[La fusion, la confusion]
Je ne sais plus exactement où j’ai croisé, dans les années… ah, je ne sais plus non plus… les années… entre 1953 et 1977, certainement… René Etiemble, dont j’ai gardé cette précieuse formule à propos de je ne sais qui1 : « Que n’a-t-il pas lu ? Mais qu’a-t-il lu ? »
Voilà le sésame qui nous conduit tout droit vers la moelle de notre réflexion, si j’ose dire, ouvrant comme par magie notre cœur à tous les deux, n’est-ce pas ? Je vous retourne le compliment, tout en essayant de vous en souffler le fin mot (j’y reviendrai bientôt2) de cette fable.
En vérité, la fusion est telle, entre un lecteur et l’œuvre, qu’on ne sait plus véritablement, à la fin des fins, qui écrit et qui lit. Notez que, pour une fois, je ne pose pas d’égalité entre la lecture et l’écriture, et au contraire pose le poids sur le plateau de la lecture — présupposant que l’écriture ayant déjà eu lieu, l’œuvre existant, l’écriture ayant accompli sa tâche, et en quelque sorte, l’auteur ayant déjà tout dit. Alors seulement j’arrive. Comme tel personnage de théâtre sort avec fracas d’une scène dramatique, entre alors subrepticement un nouveau personnage, commandeur connoisseur [sic], à l’insu de ce dernier, mais à la vue de tous, cela se produit continuellement sur toutes les planches du monde…

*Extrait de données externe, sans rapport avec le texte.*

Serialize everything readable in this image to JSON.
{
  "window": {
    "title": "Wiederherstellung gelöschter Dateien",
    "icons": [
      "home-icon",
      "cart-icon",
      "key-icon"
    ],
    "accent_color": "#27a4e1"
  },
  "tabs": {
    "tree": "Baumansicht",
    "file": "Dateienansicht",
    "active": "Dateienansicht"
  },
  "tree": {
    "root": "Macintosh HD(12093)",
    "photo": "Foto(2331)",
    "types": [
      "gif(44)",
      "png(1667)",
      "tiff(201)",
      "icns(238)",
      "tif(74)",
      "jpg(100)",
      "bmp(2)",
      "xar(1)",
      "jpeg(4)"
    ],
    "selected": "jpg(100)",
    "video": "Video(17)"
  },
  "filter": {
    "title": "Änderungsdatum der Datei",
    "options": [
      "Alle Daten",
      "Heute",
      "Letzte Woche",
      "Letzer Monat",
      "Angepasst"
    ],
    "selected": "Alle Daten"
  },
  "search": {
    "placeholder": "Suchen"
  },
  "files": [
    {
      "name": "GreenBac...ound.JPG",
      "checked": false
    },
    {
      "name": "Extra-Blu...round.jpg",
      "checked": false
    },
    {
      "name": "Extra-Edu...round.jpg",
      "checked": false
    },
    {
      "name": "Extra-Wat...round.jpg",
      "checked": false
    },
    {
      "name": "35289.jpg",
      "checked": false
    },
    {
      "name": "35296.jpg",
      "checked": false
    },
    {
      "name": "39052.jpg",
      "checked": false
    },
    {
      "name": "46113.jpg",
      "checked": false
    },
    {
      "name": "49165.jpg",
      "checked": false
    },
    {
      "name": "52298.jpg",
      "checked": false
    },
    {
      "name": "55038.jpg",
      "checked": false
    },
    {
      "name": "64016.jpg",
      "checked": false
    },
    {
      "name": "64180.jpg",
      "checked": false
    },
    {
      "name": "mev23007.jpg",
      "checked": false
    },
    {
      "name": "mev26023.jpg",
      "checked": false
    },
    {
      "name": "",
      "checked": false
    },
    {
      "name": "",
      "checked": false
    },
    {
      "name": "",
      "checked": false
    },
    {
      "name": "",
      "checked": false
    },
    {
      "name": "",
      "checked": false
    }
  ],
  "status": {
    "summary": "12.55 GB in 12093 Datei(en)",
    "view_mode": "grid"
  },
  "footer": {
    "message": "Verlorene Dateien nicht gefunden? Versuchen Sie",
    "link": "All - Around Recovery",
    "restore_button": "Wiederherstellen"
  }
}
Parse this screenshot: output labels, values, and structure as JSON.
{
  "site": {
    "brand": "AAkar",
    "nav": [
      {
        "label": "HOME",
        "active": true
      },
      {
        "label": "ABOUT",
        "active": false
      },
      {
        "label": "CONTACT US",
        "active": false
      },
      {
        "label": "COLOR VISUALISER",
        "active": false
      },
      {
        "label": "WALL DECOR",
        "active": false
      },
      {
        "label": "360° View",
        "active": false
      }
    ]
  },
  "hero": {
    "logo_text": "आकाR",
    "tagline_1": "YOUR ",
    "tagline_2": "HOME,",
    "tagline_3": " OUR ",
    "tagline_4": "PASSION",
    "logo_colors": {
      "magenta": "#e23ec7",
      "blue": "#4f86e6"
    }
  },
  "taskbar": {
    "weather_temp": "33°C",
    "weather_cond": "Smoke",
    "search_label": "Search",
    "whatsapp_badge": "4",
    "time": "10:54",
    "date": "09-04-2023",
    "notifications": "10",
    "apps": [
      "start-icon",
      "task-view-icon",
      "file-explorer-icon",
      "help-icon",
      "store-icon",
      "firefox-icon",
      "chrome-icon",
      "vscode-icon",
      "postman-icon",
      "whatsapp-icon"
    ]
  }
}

Il y a donc une fusion, une confusion, dans la distribution des rôles et, partant, dans l’ordre des didascalies. Je crois savoir que vous attribuez une grande importance, dans votre travail, à ce que vous avez appelé, ici ou là, le chœur, à savoir une voix à la fois neutre et collective, impersonnelle et pourtant bien concrète, immémoriale et pourtant consubstantielle au texte, incarnée, dans le théâtre grec, de géniale manière en un seul ou en un groupe de récitants, présents directement sur la scène au-milieu des personnages (des acteurs).
C’est ainsi que je me représente, de manière heuristique ici, ce fameux chœur : contrairement à ce que j’ai pu écrire ici ou là — mais en vérité en allant contre les préceptes antiques grecs d’ailleurs résumés par Horace dans son Art poétique, à savoir que le chœur doit représenter une instance sociale qui valide ou moins les actions des personnages ; qu’il loue les gentils et gifle les méchants. Mais je reprendrai volontiers à mon compte les mots de l’homme en noir, et permettez que je supplée comme chœur aux lacunes de cette histoire3, enfin de ce récit que je vous fis.
Oui c’est un récit que j’ai entrepris, et, comme nocher entre deux océans d’égale profondeur, sur le frêle esquif que représente une main ou si vous voulez, cette feuille imaginaire (cette feuille augmentée) par laquelle je vous écris, c’est un roman infini qui passe d’un Charybde à un Scilla indéfiniment, et foin d’Ulysse ici, et foin de Boutès, et foin de sirènes ! Vous allez le découvrir bientôt, ce roman, ce génial roman qui contient tout, toute l’eau de la mer et tout l’ai des cieux, et tous les poissons et les oiseaux et toutes les guerres et toutes les villes et toutes les amours et toutes les œuvres ! Et vous-même, jusqu’ici, n’en avez dressé, a priori, que l’indigent commentaire.